Factory activity in Türkiye continued its expansion in March, a closely watched survey showed Monday, with improvements in new orders and output. However, February’s massive earthquakes continued to impact the sector.
The Purchasing Managers’ Index (PMI) for manufacturing rose to 50.9 last month from 50.1 in February, staying above the 50-point threshold that separates expansion from contraction, the Istanbul Chamber of Industry (ISO) and S&P Global said.
Manufacturing production increased, the panel said, adding that in some cases, earthquake reconstruction efforts led to higher output.
“Although February’s earthquake continued to impact the sector, a reduced level of disruption and reconstruction efforts contributed to improvements in new orders and output,” it noted.
The survey showed that new orders returned to growth for the first time in a year and a half, as business increased solidly over the month and export orders picked up the pace.
Despite the increase in production requirements, employment dipped for the first time in five months, partly due to the earthquake but also due to the new early retirement law, the panel said.

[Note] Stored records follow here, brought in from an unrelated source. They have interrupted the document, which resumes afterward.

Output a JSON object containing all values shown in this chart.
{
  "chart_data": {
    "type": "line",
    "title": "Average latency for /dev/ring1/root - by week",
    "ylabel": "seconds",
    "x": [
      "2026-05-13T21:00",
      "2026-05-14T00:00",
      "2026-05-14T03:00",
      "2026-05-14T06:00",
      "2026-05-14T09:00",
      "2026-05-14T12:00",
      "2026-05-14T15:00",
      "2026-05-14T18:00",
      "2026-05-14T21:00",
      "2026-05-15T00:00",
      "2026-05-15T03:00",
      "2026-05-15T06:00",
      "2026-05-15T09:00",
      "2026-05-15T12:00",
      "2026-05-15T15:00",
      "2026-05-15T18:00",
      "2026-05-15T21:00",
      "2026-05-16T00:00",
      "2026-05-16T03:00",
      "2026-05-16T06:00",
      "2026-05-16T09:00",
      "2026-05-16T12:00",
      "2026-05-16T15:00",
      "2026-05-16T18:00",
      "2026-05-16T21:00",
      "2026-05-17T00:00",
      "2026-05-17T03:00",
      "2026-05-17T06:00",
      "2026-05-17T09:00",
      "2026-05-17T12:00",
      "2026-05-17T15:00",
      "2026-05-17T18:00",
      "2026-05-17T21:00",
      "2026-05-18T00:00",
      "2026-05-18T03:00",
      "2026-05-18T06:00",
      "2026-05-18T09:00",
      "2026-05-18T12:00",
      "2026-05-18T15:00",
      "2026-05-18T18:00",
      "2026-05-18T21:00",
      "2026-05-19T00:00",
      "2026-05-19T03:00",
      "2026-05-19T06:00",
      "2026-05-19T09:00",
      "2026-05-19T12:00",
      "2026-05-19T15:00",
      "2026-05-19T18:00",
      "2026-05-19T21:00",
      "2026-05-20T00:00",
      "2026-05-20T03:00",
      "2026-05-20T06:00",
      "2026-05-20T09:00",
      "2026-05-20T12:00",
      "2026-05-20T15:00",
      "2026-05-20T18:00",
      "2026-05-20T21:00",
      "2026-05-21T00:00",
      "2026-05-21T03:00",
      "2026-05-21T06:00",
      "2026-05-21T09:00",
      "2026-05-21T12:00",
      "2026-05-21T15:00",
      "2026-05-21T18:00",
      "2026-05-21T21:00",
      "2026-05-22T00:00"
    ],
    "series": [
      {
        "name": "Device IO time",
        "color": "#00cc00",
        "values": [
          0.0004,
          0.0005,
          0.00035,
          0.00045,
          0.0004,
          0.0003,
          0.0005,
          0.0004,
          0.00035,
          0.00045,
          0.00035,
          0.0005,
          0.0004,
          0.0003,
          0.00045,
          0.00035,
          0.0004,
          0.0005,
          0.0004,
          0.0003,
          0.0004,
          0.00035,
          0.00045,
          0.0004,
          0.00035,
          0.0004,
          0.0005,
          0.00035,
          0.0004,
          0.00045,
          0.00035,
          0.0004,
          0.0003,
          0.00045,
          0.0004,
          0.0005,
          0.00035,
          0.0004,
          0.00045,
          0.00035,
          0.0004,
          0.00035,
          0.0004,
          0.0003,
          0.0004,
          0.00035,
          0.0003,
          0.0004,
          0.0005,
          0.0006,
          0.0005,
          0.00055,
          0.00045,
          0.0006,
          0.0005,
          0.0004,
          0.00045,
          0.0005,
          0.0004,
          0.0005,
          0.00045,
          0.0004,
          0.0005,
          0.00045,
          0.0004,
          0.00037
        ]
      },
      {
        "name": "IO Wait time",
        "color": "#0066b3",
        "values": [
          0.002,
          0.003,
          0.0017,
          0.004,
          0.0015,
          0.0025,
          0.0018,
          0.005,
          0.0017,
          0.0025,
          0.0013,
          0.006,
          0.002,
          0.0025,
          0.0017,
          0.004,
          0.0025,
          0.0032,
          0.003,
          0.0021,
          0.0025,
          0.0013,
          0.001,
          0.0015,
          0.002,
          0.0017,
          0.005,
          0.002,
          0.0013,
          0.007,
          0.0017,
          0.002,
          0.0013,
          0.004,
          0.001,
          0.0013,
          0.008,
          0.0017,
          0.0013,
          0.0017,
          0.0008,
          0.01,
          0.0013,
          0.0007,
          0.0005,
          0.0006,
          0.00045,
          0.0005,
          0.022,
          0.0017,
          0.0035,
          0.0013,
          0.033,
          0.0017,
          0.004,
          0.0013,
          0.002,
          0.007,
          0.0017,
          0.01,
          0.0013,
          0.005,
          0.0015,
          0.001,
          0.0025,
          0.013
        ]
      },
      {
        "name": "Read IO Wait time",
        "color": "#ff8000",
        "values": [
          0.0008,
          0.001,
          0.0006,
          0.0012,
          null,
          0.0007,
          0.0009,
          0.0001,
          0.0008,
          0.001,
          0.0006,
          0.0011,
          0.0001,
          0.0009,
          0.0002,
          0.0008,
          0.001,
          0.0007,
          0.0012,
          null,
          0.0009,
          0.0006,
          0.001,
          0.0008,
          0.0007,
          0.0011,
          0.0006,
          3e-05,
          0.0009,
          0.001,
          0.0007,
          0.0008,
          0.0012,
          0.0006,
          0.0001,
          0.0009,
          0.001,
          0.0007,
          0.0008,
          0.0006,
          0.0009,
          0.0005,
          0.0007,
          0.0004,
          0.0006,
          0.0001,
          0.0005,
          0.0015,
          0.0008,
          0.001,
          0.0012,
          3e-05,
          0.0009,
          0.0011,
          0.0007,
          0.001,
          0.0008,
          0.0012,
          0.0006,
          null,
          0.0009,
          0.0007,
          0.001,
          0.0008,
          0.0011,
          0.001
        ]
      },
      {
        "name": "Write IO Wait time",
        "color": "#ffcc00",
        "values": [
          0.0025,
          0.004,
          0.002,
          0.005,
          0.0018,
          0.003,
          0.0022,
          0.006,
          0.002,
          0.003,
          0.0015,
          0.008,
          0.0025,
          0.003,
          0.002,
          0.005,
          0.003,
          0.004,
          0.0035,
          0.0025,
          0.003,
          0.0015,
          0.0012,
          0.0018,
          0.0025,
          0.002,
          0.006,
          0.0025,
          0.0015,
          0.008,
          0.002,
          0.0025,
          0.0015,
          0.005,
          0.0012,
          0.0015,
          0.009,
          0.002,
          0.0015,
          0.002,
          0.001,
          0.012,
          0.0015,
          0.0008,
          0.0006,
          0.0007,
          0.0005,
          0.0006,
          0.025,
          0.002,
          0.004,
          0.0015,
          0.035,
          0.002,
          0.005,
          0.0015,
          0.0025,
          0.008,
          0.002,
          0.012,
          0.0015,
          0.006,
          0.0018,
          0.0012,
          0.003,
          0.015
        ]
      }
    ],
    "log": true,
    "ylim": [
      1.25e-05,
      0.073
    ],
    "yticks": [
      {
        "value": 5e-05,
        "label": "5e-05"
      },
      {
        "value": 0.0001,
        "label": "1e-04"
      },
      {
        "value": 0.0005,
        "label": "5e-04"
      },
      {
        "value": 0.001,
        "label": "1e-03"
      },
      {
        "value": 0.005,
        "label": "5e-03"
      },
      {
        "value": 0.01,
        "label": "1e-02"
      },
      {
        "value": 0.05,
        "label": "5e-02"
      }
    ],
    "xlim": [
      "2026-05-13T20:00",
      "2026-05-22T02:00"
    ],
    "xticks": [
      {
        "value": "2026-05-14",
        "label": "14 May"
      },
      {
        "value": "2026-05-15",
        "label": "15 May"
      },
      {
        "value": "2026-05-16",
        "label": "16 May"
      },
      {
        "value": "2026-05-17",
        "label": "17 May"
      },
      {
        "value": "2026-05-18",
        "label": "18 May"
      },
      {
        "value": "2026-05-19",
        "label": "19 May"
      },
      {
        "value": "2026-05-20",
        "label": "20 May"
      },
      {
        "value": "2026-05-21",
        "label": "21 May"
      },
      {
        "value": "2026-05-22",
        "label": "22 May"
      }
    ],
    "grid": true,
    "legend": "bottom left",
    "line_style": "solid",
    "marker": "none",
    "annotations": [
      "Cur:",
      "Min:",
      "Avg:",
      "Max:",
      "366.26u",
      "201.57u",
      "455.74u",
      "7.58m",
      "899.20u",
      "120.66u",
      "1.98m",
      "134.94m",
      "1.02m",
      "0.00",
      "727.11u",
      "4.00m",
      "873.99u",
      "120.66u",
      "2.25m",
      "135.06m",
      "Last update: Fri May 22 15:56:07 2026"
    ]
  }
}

Türkiye’s economy must now absorb the consequences of the catastrophe, which, according to the World Bank, caused an estimated $34.2 billion (TL 656.75 billion) in direct physical damages – the equivalent of 4% of Türkiye’s 2021 gross domestic product (GDP).
President Recep Tayyip Erdoğan put the cost of the damage at $104 billion.
Input costs and output prices rose sharply last month amid higher raw material costs, currency weakness and increased wages, the panel noted.
“Renewed output growth in the Turkish manufacturing sector was a welcome development in March following the marked impact of the earthquake in February,” said Andrew Harker, economics director at S&P Global Market Intelligence.
“Although some firms were still affected, the start of reconstruction efforts supported the overall return to growth. With new orders also up, we are hopefully seeing an end to the relatively soft conditions experienced by firms over the past year or so.”